Topic: Applied Part 1. Recovering Specifications from Legacy
Difficulty level: Medium
Estimated study time: 6-8 hours (theory + practice)
Prerequisites: Familiarity with the first volume of the course, part 13 (recovering the constitution of an existing project)
Basic understanding of Kubernetes, Grafana, PagerDuty
Experience working with markdown and JSON
Understanding of Git repository structure
Familiarity with the Given/When/Then format for user stories
Learning objectives: Distinguish between requirements (SDD contract) and background context (memory bank), applying strict separation when inventorying artifacts
Create a genealogy.md with at least two evidence_ref entries, confidence level, and an open question for one production requirement
Transform recovered statements into Given/When/Then format and define corresponding JSON Schema fields
Use Qwen Code in extraction mode (not generation) to obtain claims with mandatory sources and counterexamples
Evaluate a requirement's readiness for assertion by checking threshold defensibility and SLA source references
Overview: This chapter is dedicated to recovering engineering-grade specifications from the chaos of legacy artifacts: unstructured logs, Slack threads, dashboard screenshots, and post-mortems without a formal SDD. After the SRE team churns in an automatic incident management project, fragments remain from which verifiable requirements must be extracted, not a collection of plausible guesses.
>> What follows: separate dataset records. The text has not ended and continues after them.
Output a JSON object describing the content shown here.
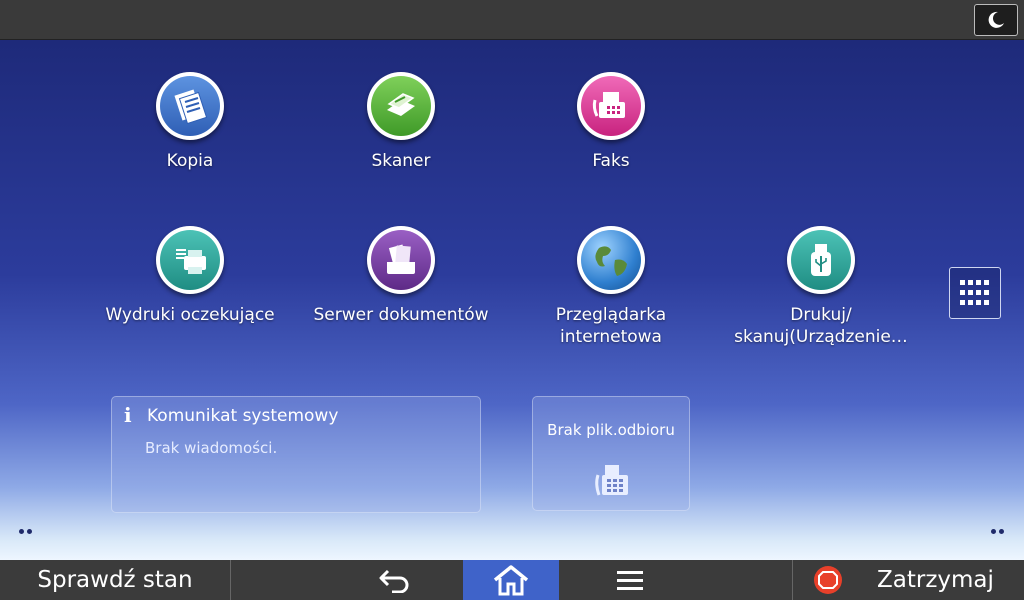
{
  "apps": [
    {
      "id": "copy",
      "label": "Kopia",
      "icon": "copy-icon",
      "color": "#3f73c8"
    },
    {
      "id": "scanner",
      "label": "Skaner",
      "icon": "scanner-icon",
      "color": "#5cb43c"
    },
    {
      "id": "fax",
      "label": "Faks",
      "icon": "fax-icon",
      "color": "#e0399a"
    },
    {
      "id": "held-prints",
      "label": "Wydruki oczekujące",
      "icon": "printer-icon",
      "color": "#27a59a"
    },
    {
      "id": "document-server",
      "label": "Serwer dokumentów",
      "icon": "document-server-icon",
      "color": "#7a3fa6"
    },
    {
      "id": "web-browser",
      "label": "Przeglądarka\ninternetowa",
      "icon": "globe-icon",
      "color": "#2f7fcf"
    },
    {
      "id": "print-scan-device",
      "label": "Drukuj/\nskanuj(Urządzenie…",
      "icon": "usb-icon",
      "color": "#27a59a"
    }
  ],
  "system_message": {
    "title": "Komunikat systemowy",
    "body": "Brak wiadomości.",
    "icon": "info-icon"
  },
  "fax_widget": {
    "title": "Brak plik.odbioru",
    "icon": "fax-machine-icon"
  },
  "bottom_bar": {
    "status_label": "Sprawdź stan",
    "stop_label": "Zatrzymaj"
  },
  "colors": {
    "home_active": "#3f63c9",
    "stop": "#e8402a"
  }
}
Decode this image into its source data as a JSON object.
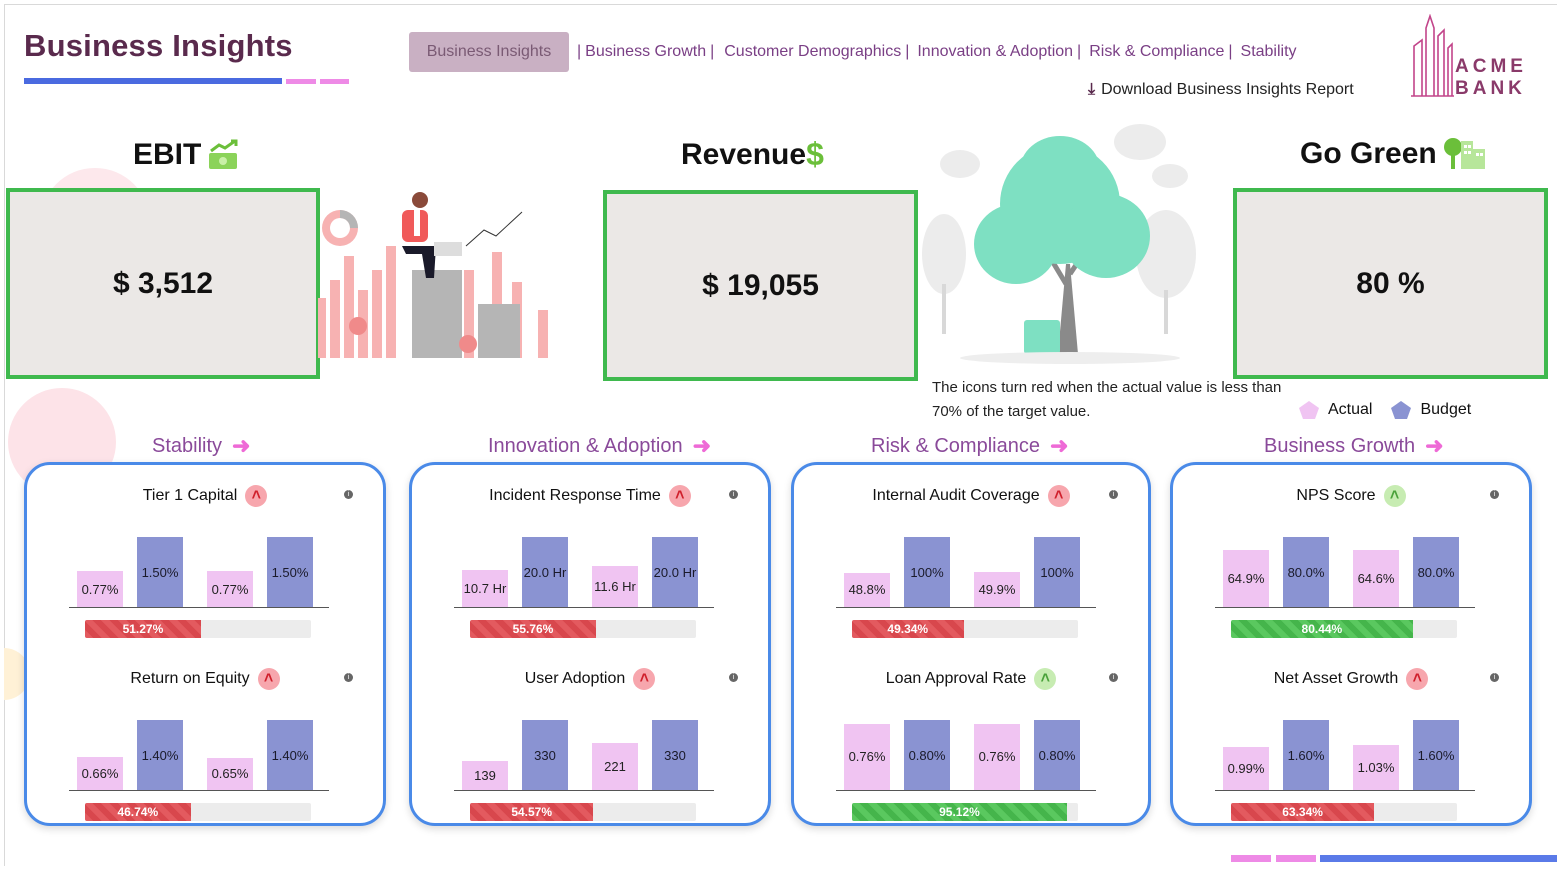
{
  "header": {
    "title": "Business Insights",
    "nav": {
      "active": "Business Insights",
      "items": [
        "Business Growth",
        "Customer Demographics",
        "Innovation & Adoption",
        "Risk & Compliance",
        "Stability"
      ],
      "separator": "|"
    },
    "download_label": "Download Business Insights Report",
    "logo": {
      "line1": "ACME",
      "line2": "BANK"
    }
  },
  "kpis": {
    "ebit": {
      "label": "EBIT",
      "value": "$ 3,512",
      "icon": "money-growth-icon"
    },
    "revenue": {
      "label": "Revenue",
      "value": "$ 19,055",
      "icon": "dollar-icon"
    },
    "go_green": {
      "label": "Go Green",
      "value": "80 %",
      "icon": "tree-building-icon"
    }
  },
  "note": "The icons turn red when the actual value is less than 70% of the target value.",
  "legend": {
    "actual": "Actual",
    "budget": "Budget"
  },
  "colors": {
    "actual": "#f0c4f2",
    "budget": "#8a93d2",
    "card_border": "#4a8ae8",
    "kpi_border": "#3fb94e",
    "red": "#e35a5f",
    "green": "#5ac85f"
  },
  "sections": [
    {
      "title": "Stability",
      "metrics": [
        {
          "name": "Tier 1 Capital",
          "status": "red",
          "bars": [
            {
              "label": "0.77%",
              "v": 0.77,
              "t": "actual"
            },
            {
              "label": "1.50%",
              "v": 1.5,
              "t": "budget"
            },
            {
              "label": "0.77%",
              "v": 0.77,
              "t": "actual"
            },
            {
              "label": "1.50%",
              "v": 1.5,
              "t": "budget"
            }
          ],
          "progress": {
            "label": "51.27%",
            "value": 51.27,
            "status": "red"
          }
        },
        {
          "name": "Return on Equity",
          "status": "red",
          "bars": [
            {
              "label": "0.66%",
              "v": 0.66,
              "t": "actual"
            },
            {
              "label": "1.40%",
              "v": 1.4,
              "t": "budget"
            },
            {
              "label": "0.65%",
              "v": 0.65,
              "t": "actual"
            },
            {
              "label": "1.40%",
              "v": 1.4,
              "t": "budget"
            }
          ],
          "progress": {
            "label": "46.74%",
            "value": 46.74,
            "status": "red"
          }
        }
      ]
    },
    {
      "title": "Innovation & Adoption",
      "metrics": [
        {
          "name": "Incident Response Time",
          "status": "red",
          "bars": [
            {
              "label": "10.7 Hr",
              "v": 10.7,
              "t": "actual"
            },
            {
              "label": "20.0 Hr",
              "v": 20.0,
              "t": "budget"
            },
            {
              "label": "11.6 Hr",
              "v": 11.6,
              "t": "actual"
            },
            {
              "label": "20.0 Hr",
              "v": 20.0,
              "t": "budget"
            }
          ],
          "progress": {
            "label": "55.76%",
            "value": 55.76,
            "status": "red"
          }
        },
        {
          "name": "User Adoption",
          "status": "red",
          "bars": [
            {
              "label": "139",
              "v": 139,
              "t": "actual"
            },
            {
              "label": "330",
              "v": 330,
              "t": "budget"
            },
            {
              "label": "221",
              "v": 221,
              "t": "actual"
            },
            {
              "label": "330",
              "v": 330,
              "t": "budget"
            }
          ],
          "progress": {
            "label": "54.57%",
            "value": 54.57,
            "status": "red"
          }
        }
      ]
    },
    {
      "title": "Risk & Compliance",
      "metrics": [
        {
          "name": "Internal Audit Coverage",
          "status": "red",
          "bars": [
            {
              "label": "48.8%",
              "v": 48.8,
              "t": "actual"
            },
            {
              "label": "100%",
              "v": 100,
              "t": "budget"
            },
            {
              "label": "49.9%",
              "v": 49.9,
              "t": "actual"
            },
            {
              "label": "100%",
              "v": 100,
              "t": "budget"
            }
          ],
          "progress": {
            "label": "49.34%",
            "value": 49.34,
            "status": "red"
          }
        },
        {
          "name": "Loan Approval Rate",
          "status": "green",
          "bars": [
            {
              "label": "0.76%",
              "v": 0.76,
              "t": "actual"
            },
            {
              "label": "0.80%",
              "v": 0.8,
              "t": "budget"
            },
            {
              "label": "0.76%",
              "v": 0.76,
              "t": "actual"
            },
            {
              "label": "0.80%",
              "v": 0.8,
              "t": "budget"
            }
          ],
          "progress": {
            "label": "95.12%",
            "value": 95.12,
            "status": "green"
          }
        }
      ]
    },
    {
      "title": "Business Growth",
      "metrics": [
        {
          "name": "NPS Score",
          "status": "green",
          "bars": [
            {
              "label": "64.9%",
              "v": 64.9,
              "t": "actual"
            },
            {
              "label": "80.0%",
              "v": 80.0,
              "t": "budget"
            },
            {
              "label": "64.6%",
              "v": 64.6,
              "t": "actual"
            },
            {
              "label": "80.0%",
              "v": 80.0,
              "t": "budget"
            }
          ],
          "progress": {
            "label": "80.44%",
            "value": 80.44,
            "status": "green"
          }
        },
        {
          "name": "Net Asset Growth",
          "status": "red",
          "bars": [
            {
              "label": "0.99%",
              "v": 0.99,
              "t": "actual"
            },
            {
              "label": "1.60%",
              "v": 1.6,
              "t": "budget"
            },
            {
              "label": "1.03%",
              "v": 1.03,
              "t": "actual"
            },
            {
              "label": "1.60%",
              "v": 1.6,
              "t": "budget"
            }
          ],
          "progress": {
            "label": "63.34%",
            "value": 63.34,
            "status": "red"
          }
        }
      ]
    }
  ]
}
The educational focus is narrow: one claim, two sources, one open question. The full production track (normalizers, historical replay, file arbitration) is deferred to part 8. The main result is a completed genealogy.md, separating an asserted requirement from a hypothesis and background context.
Key concepts: Genealogy.md: A registry of requirement provenance, linking an assertion to sources (logs, Slack, metrics, post-mortems), confidence level (uncertainty), and open questions. Unlike git log, which shows who changed a file and when, genealogy.md shows where the requirement itself came from and how confident we are in it. Required fields: claim, evidence_ref (minimum two), status (approved/needs_clarity/rejected), uncertainty, open_questions.
Memory bank: A separate layer of infrastructure context: everything that helps interpret facts but is not itself a contract. Cluster topology, team list, historical agreements, API limitations, familiar communication channels, operational vocabulary. Mixing memory bank with requirements is dangerous: false rules like "canary is always non-escalating" appear in the SDD, when they are actually just context for a test namespace.
Evidence ref: A proof annotation — a reference to a specific location in the source artifact. Format: source:path#location. Examples: grafana:NR-2026-05-17-01, postmortem:node-not-ready-2026-05, slack/thread_11#msg_7. Without evidence_ref, a statement remains the author's opinion, not a verifiable requirement.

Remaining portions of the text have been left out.